I am playing with std::bind
and rvalue references, but I still don't figure out how it works, I have the following code:
class Dog {
public:
Dog(const string &name) : name_(name) {
cout << "Dog::ctor" << endl;
}
string GetName() {
return name_;
}
private:
string name_;
};
auto bind_fun = bind([](Dog &&d){ cout << d.GetName() << endl; }, Dog("DogABC"));
bind_fun();
When commenting out bind_fun()
, or if the lambda takes Dog&
rather than Dog&&
, the code run fine with expected output. When bind_fun()
is left uncommented, the following compile time error:
test3.cpp:109:3: error: no matching function for call to object of type 'std::__1::__bind<<lambda at test3.cpp:108:17>, Dog>'
f();
^
/Applications/Xcode.app/Contents/Developer/Toolchains/XcodeDefault.xctoolchain/usr/bin/../lib/c++/v1/functional:1749:9: note: candidate template ignored: substitution failure [with _Args = <>]: implicit instantiation of undefined template
'std::__1::__bind_return<<lambda at test3.cpp:108:17>, std::__1::tuple<Dog>, std::__1::tuple<>, false>'
operator()(_Args&& ...__args)
^
/Applications/Xcode.app/Contents/Developer/Toolchains/XcodeDefault.xctoolchain/usr/bin/../lib/c++/v1/functional:1758:9: note: candidate template ignored: substitution failure [with _Args = <>]: implicit instantiation of undefined template
'std::__1::__bind_return<const <lambda at test3.cpp:108:17>, const std::__1::tuple<Dog>, std::__1::tuple<>, false>'
operator()(_Args&& ...__args) const
^
1 error generated.
My questions are:
- Why
bind_fun()
can not be called(won't compile) when the lambda takes rvalue reference? - What is the difference between using reference and rvalue reference as arguments for the lambda here?

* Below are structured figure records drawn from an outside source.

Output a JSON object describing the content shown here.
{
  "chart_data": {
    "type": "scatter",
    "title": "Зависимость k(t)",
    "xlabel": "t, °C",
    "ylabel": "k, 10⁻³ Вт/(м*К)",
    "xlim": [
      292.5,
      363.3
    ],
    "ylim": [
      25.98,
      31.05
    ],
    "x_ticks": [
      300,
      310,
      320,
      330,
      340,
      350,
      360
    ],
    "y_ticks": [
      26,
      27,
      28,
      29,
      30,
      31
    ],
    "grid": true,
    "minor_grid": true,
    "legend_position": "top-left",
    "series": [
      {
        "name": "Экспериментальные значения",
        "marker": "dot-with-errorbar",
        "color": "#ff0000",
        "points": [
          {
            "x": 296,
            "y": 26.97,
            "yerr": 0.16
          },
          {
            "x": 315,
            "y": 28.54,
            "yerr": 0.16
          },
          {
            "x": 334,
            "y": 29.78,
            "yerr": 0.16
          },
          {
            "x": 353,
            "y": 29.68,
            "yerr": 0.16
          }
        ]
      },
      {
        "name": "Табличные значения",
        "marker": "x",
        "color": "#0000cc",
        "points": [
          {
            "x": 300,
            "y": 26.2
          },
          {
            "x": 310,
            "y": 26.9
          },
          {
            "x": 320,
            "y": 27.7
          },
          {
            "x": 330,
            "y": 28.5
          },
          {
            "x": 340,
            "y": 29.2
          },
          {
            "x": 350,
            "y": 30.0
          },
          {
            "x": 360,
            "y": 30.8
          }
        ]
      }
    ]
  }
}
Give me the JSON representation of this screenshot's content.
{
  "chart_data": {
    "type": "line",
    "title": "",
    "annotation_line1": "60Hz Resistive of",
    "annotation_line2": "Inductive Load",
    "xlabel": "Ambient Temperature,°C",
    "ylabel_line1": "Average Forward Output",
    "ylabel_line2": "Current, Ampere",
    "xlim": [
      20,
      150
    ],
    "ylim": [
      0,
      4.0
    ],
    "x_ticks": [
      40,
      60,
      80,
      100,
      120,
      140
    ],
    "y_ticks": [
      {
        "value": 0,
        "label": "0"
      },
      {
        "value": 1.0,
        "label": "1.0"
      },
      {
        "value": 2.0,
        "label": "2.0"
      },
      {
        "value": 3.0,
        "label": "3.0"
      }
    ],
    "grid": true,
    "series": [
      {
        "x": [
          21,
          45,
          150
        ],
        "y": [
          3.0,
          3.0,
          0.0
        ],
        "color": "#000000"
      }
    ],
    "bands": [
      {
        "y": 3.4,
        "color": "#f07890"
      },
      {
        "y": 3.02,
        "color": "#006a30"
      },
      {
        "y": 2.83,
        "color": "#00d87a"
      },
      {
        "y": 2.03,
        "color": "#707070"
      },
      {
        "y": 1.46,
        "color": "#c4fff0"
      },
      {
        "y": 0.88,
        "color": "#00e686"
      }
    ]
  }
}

The specification for std::bind
is rather dense. In brief, a plain bound argument (not a bind expression, not a reference_wrapper
, and not a placeholder) is passed to the bound function as std::forward<Vi>(tid)
where Vi
is TiD cv &
, cv
is the cv-qualifiers of the call wrapper, TiD
is the type decay_t<Ti>
, Ti
is the type actually passed to bind
, and tid
is "an lvalue of type TiD
constructed from std::forward<Ti>(ti)
", and ti
is the argument passed to bind
.
Applying this to your call, we see that Ti
is Dog
and ti
is Dog("DogABC")
. So TiD
is also Dog
, and Vi
is cv Dog &
, which means that std::forward<Vi>(Tid)
is an lvalue, and the compiler complains because your lambda takes an rvalue reference parameter, and an rvalue reference parameter cannot bind to a lvalue.